Firstly, we're sorry that you're experiencing disruption. If there is an incident ongoing, please have a look at the current incidents for information. If the is no current incident listed there, but you believe that there is disruption, then please contact support or open a support ticket. We're committed to ensuring that we provide the best possible service for all of our customers, and we need to know if you're having issues. We do provide an uptime guarantee as part of our Service Level Agreement, so if you have a paid account, please let us know what you're experiencing so we can determine whether or not you're eligible for service credit. Again, we're sorry if disruption is having an impact for you, and we will do what we can to remedy that.
The question now is why we're not indicating downtime in the status site. The most likely reason is that the service is still generally available, but some incident is causing local disruption - either in a specific region, or only for certain accounts, or perhaps only affecting certain operations. The reality is that disruption never has a binary outcome - the service being either up or down - instead, customers experience higher than normal error rates, or latencies, or perhaps failures for specific channels.
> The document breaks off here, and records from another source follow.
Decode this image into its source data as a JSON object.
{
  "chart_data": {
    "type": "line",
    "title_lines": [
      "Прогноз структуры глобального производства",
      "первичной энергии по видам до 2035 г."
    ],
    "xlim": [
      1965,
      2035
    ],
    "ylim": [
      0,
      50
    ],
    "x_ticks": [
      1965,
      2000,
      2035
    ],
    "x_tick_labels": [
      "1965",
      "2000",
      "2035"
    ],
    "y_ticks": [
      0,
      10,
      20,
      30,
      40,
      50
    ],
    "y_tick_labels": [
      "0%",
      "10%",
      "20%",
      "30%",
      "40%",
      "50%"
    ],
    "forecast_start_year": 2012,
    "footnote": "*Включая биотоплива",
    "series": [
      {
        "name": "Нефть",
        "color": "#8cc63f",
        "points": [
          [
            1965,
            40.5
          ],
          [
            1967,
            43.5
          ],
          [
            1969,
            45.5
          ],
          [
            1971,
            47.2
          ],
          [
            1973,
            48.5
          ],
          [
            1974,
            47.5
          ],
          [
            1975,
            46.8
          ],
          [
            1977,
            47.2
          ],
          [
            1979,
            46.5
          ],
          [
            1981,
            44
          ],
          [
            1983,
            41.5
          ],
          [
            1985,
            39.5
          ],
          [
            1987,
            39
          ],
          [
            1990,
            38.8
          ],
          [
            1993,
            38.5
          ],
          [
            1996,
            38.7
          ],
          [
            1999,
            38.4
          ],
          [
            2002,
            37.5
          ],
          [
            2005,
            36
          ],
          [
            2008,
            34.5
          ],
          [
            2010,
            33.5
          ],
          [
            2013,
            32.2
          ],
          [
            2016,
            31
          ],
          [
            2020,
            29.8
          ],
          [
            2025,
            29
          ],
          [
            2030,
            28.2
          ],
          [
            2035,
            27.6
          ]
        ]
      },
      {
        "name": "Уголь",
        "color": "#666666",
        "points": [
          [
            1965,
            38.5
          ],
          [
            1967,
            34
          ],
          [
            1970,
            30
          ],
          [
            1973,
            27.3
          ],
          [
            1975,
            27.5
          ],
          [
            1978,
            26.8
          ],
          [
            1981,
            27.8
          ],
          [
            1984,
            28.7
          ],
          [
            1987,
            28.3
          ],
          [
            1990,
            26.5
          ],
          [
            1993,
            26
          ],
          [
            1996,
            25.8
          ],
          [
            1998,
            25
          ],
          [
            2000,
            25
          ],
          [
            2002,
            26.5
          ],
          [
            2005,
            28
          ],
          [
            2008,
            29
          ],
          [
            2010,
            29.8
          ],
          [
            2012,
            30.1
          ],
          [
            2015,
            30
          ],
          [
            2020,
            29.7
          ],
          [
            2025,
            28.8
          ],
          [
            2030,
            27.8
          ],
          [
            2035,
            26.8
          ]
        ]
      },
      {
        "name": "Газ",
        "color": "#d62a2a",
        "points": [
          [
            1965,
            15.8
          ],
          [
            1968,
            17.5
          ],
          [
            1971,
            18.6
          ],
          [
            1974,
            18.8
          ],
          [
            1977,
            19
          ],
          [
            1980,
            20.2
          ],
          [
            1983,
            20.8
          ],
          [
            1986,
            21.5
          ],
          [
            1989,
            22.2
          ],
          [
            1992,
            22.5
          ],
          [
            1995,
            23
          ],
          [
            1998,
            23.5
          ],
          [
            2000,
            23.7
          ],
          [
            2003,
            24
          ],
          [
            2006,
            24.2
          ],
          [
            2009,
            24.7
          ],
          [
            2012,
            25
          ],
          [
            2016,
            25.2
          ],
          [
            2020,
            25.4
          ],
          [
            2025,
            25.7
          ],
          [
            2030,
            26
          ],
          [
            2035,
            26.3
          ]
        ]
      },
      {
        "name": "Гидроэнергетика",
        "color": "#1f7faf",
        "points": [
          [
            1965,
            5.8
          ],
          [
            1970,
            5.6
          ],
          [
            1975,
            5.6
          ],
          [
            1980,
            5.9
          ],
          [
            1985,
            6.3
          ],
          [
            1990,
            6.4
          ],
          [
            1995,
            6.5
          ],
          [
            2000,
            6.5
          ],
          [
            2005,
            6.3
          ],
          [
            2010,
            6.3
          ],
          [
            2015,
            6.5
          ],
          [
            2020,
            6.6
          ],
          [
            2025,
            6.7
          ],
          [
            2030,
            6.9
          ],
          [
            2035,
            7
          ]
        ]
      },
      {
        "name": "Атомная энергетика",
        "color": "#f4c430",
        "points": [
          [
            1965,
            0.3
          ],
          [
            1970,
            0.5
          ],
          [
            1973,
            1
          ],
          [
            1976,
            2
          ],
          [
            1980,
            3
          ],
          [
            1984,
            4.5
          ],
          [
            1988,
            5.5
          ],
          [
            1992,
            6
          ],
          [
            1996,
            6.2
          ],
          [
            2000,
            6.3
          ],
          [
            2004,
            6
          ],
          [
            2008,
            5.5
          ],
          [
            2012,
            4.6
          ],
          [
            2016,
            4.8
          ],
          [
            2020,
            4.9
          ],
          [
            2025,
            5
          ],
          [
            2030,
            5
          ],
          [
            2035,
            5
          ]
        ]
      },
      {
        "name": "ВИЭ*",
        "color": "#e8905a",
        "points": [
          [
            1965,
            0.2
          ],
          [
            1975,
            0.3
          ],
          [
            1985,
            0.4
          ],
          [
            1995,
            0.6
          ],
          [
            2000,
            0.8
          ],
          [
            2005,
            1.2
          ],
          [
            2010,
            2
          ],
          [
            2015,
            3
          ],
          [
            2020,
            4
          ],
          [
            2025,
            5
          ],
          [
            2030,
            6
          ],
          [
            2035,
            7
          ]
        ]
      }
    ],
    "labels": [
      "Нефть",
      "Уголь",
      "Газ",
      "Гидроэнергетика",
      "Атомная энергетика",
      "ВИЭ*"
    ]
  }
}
The uptime indication on the status site is a reflection of whether or not the service is generally available and, on those few occasions that there is service disruption that has a significant adverse impact, we do see that operations continue for most customers with little or no impact, whereas some customers are impacted significantly.
We would like to have a more objective way to define when there is degraded service, both generally and for a specific app or account. We are looking at how we can do this, but it is a genuinely complex problem to come up with an objective measure that is representative of the actual disruption or impact experienced by a given customer. In the future, for example, we plan to gather specific error statistics for apps and accounts where there are error counts for each error code, and we could use these stats as part of a more objective definition of when there is degraded service, for one customer or generally.
Note also that it is the nature of internet-scale operations that specific regions do experience issues - either because of problems in our own operations, or those of the providers we depend on such as Amazon AWS. We address this issue by having service available in multiple regions globally, and ensuring that our libraries will access the Ably service in a different region if they experience errors in their closest region. Sometimes we will explicitly route traffic away from failing regions in order to minimise the impact until the situation is resolved. This kind of situation is unavoidable on occasions - we would not indicate this as the service being unavailable unless we continue to route traffic to the failing region.
So, if you are experiencing disruption, but we are not indicating downtime on the status site then:
- We're sorry - we do aim to provide the best possible service at all times;
- Check out latest incident updates for more information;
- Let us know. We do stand by our SLA commitments (and for clarity, nothing in this article modifies or takes away from the effectiveness of the SLA, and the SLA controls in the event of any conflict or inconsistency between this posting and the SLA), and we will try always to be reasonable in remedying any issues that you experience.